Centrocampista puro, arrivato nella capitale olandese con l’etichetta di mediano-incontrista, si trasformerà presto nel più emblematico tuttocampista del “Totaalvoetbal”. Soprannominato “Johan segundo”, del Profeta del gol seguirà addirittura le orme, non solo per coprirgli costantemente le spalle… gioca dietro al 14, il ragazzo venuto da Heemstede. Ci si stabilirà per tanti anni, ma nel fascino della squadra di Michels, che sia biancorossa o arancione, risiede una costante: non è inusuale trovarlo davanti a Cruijff, anzi. È così che funziona il “Calcio totale”: non esistono posizioni fisse, tutti possono stazionare, a seconda del momento della gara e dei movimenti della squadra, in un ruolo non assegnato sulla lavagna tattica. Neeskens è l’emblema di questo concetto.
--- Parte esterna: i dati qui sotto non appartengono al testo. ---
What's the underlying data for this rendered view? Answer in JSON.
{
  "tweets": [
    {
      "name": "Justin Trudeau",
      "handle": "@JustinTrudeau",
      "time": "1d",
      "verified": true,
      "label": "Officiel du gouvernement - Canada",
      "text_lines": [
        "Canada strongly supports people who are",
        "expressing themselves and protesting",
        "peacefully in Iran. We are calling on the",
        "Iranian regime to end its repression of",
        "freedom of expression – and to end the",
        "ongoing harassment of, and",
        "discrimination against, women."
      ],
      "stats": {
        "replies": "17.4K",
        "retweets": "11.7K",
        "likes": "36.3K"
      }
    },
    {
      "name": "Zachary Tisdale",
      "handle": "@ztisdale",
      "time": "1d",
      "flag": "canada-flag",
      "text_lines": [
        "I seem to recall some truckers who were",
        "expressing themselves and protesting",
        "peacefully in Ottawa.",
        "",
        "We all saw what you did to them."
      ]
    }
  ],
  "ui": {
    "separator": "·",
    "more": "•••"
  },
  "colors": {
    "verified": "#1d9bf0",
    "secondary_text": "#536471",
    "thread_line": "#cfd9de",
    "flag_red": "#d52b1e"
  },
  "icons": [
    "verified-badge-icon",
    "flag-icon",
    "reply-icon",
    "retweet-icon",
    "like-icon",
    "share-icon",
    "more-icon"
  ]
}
Parte in mezzo al campo e rompe il gioco come pochi, le sue scivolate sono arte pura: nonostante non sia lunghissimo (175 cm), arpiona il pallone come una piovra. Poi? Smista e imbuca, certo, ma non è raro vederlo andare a concludere la manovra a centro area, magari con un volo d’angelo: anche nelle conclusioni aeree è eccezionale. Fondamentalmente non ci sono aggettivi corretti per descrivere le caratteristiche di Johan Neeskens, certamente ne servirebbero troppi… forse il più calzante è proprio quello più utilizzato accanto alla parola calcio negli anni ’70: totale. Difensore, centrocampista e attaccante. Grintoso, cattivo e tecnico. In possesso di un tiro secco e deciso, capace di mettere in porta i compagni senza neanche guardarli: gli mancano solo i guanti…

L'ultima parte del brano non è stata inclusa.